An author, or a composer, or an artist is what he is, in a very great measure indeed, in consequence of the civilization of his times or of the ideas which, erroneously and inelegantly, are declared common property; but is the farmer what he is, less by the common civilization in which his existence has fallen? Does the farmer, perchance, create his grain, or does he only produce, that is, dispose his combining and shaping agency so that with the help of the natural agents his labor results in, the grain? His share in agricultural production is small, indeed, compared to the share which the author, or composer, or sculptor has in the production of his work. But the question is really more positively and directly answered by asking: Do you, or do you not, feel and know that Paradise Lost was Milton’s own, and that in the world of exchange to which, by divine decree, all of us must go for subsistence, he had an exclusive right to dispose of his work?

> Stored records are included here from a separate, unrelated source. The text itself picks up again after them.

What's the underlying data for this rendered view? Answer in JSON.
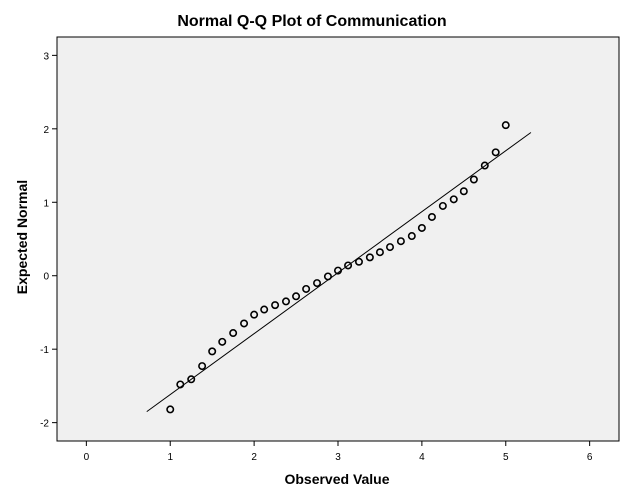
{
  "chart_data": {
    "type": "scatter",
    "title": "Normal Q-Q Plot of Communication",
    "xlabel": "Observed Value",
    "ylabel": "Expected Normal",
    "xlim": [
      -0.35,
      6.35
    ],
    "ylim": [
      -2.25,
      3.25
    ],
    "x_ticks": [
      0,
      1,
      2,
      3,
      4,
      5,
      6
    ],
    "y_ticks": [
      -2,
      -1,
      0,
      1,
      2,
      3
    ],
    "grid": false,
    "plot_background": "#f0f0f0",
    "marker_color": "#000000",
    "points": [
      {
        "x": 1.0,
        "y": -1.82
      },
      {
        "x": 1.12,
        "y": -1.48
      },
      {
        "x": 1.25,
        "y": -1.41
      },
      {
        "x": 1.38,
        "y": -1.23
      },
      {
        "x": 1.5,
        "y": -1.03
      },
      {
        "x": 1.62,
        "y": -0.9
      },
      {
        "x": 1.75,
        "y": -0.78
      },
      {
        "x": 1.88,
        "y": -0.65
      },
      {
        "x": 2.0,
        "y": -0.53
      },
      {
        "x": 2.12,
        "y": -0.46
      },
      {
        "x": 2.25,
        "y": -0.4
      },
      {
        "x": 2.38,
        "y": -0.35
      },
      {
        "x": 2.5,
        "y": -0.28
      },
      {
        "x": 2.62,
        "y": -0.18
      },
      {
        "x": 2.75,
        "y": -0.1
      },
      {
        "x": 2.88,
        "y": -0.01
      },
      {
        "x": 3.0,
        "y": 0.07
      },
      {
        "x": 3.12,
        "y": 0.14
      },
      {
        "x": 3.25,
        "y": 0.19
      },
      {
        "x": 3.38,
        "y": 0.25
      },
      {
        "x": 3.5,
        "y": 0.32
      },
      {
        "x": 3.62,
        "y": 0.39
      },
      {
        "x": 3.75,
        "y": 0.47
      },
      {
        "x": 3.88,
        "y": 0.54
      },
      {
        "x": 4.0,
        "y": 0.65
      },
      {
        "x": 4.12,
        "y": 0.8
      },
      {
        "x": 4.25,
        "y": 0.95
      },
      {
        "x": 4.38,
        "y": 1.04
      },
      {
        "x": 4.5,
        "y": 1.15
      },
      {
        "x": 4.62,
        "y": 1.31
      },
      {
        "x": 4.75,
        "y": 1.5
      },
      {
        "x": 4.88,
        "y": 1.68
      },
      {
        "x": 5.0,
        "y": 2.05
      }
    ],
    "reference_line": {
      "x": [
        0.72,
        5.3
      ],
      "y": [
        -1.85,
        1.95
      ]
    }
  }
}
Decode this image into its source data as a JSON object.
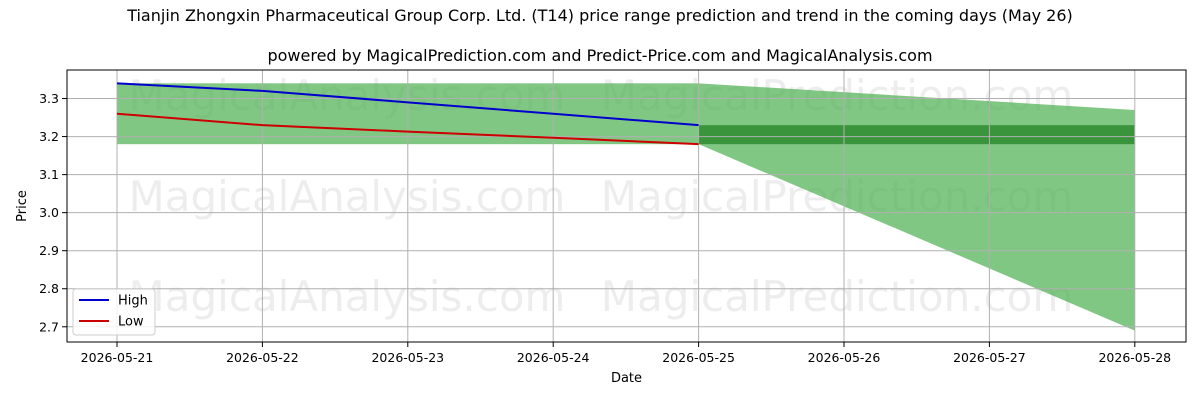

If literary property is merely a thing so called; if there is no natural right of literary property, why does our law and the municipal law of every civilized country acknowledge and protect it in each respective country? There is no exception to it. And if literary property is real property, why not acknowledge and protect it internationally, as all righteous property is?

To the objection that literary property is of a very recent date, which is said to prove that, like the patent law, it is altogether a legal invention, and originates from no natural right, I would simply reply that literary property was claimed as soon as it obtained importance in the market, that is, immediately after the invention of the art of printing. There is a passage in the works of Dr. Martin Luther, in which he asks the “Sirs Printers” why they rob one another, and make money of what belongs to another, leaving only loss and dissatisfaction to him who incurred all the expenses in order to get out a book; and it will be remembered how short a time there elapsed between the humanizing invention of the art of printing and the great translation of the Bible by one man—Martin Luther. As to International Copyright, it belongs to our century indeed; but the whole law of nations has made its greatest strides only in recent times. Down to this century, the highest statesmanship was believed to consist in the greatest amount of injury that could be done to a neighbor. The barbarous confusion of foreigner and enemy still somewhat adhered to our race. Now it is gladly acknowledged in the commonwealth of nations to which we belong that the great law of good neighborhood, all-important among individuals, is not less so among nations, and the existing positive law of nations shows us that treaties are in force between Germany, France, England, Italy, internationally protecting literary and aesthetical copyright. Why should we lag behind? We, whose boast it is to honor and protect human rights with eager jealousy, should we, of all leading nations, disregard the right of property, because the owner is a foreigner?

Speech of Francis Lieber, Meeting of Authors and Publishers at the Rooms of the New York Historical Society, April 9, 1868.